Children and Youth Services Review, Volume 30, Issue 11, pp. 1289-1298.
Canadian youth in care were interviewed as part of a study aimed to sensitize child welfare workers to the issues of youth in care. The nonrandomized convenience sample of seven males and twenty females was asked about their care experiences, issues facing youth in care, and for suggestions as to how child welfare workers might best support youth in care.
Interview transcripts were used as a case study to test key dimensions of a theoretical model relevant to regulated care settings that related to: i) language, ii) interpersonal relations, iii) institutional relations, and iv) disciplinary practices. A multi-layered critical discourse analysis of the interview content identified three core themes: a disposable life; a regulated reality, and; a stained identity.

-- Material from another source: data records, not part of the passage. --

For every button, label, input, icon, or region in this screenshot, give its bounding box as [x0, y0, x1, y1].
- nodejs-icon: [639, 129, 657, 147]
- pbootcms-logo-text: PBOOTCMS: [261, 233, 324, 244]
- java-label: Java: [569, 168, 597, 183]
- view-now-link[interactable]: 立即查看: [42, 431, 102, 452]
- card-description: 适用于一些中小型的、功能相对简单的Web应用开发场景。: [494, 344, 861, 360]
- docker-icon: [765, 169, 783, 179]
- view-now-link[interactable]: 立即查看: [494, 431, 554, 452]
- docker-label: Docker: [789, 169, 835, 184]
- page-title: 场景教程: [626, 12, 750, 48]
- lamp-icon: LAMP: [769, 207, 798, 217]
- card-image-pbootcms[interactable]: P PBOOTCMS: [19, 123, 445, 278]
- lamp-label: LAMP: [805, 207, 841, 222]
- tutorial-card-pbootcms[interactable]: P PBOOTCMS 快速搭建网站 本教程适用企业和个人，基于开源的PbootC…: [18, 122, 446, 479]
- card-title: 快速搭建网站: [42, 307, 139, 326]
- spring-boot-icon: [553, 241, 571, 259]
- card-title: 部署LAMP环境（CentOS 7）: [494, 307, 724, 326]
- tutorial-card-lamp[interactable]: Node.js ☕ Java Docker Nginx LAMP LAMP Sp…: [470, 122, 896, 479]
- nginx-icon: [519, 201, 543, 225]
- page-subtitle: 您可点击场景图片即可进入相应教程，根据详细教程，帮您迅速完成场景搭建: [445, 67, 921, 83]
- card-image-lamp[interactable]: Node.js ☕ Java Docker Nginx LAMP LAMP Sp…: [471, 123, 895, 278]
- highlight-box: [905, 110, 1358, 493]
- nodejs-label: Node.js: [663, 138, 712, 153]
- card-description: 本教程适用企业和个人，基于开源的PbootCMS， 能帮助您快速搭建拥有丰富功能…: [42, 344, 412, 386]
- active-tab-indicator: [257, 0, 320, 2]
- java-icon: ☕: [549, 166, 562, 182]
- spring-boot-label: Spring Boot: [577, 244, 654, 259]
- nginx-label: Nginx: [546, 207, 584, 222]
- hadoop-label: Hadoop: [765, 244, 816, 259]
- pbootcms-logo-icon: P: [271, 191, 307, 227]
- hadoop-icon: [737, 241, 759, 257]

This paper presents a sub-analysis of the theme, a disposable life. Mirroring the nested approach to discourse analysis used in the original case study, the sections of the interview text related to a disposable life were examined in detail under the four dimensions of the theoretical model. Youth in care reported feeling powerless, invisible, frequently disappointed, like a "case," and discarded once out of care. The authors recommend child welfare workers actively involve youth in the care process, maintain consistent contact, elicit youths' perspectives, provide them information, ally and advocate on their behalf, and support them in forming long-term, secure and genuine relationships.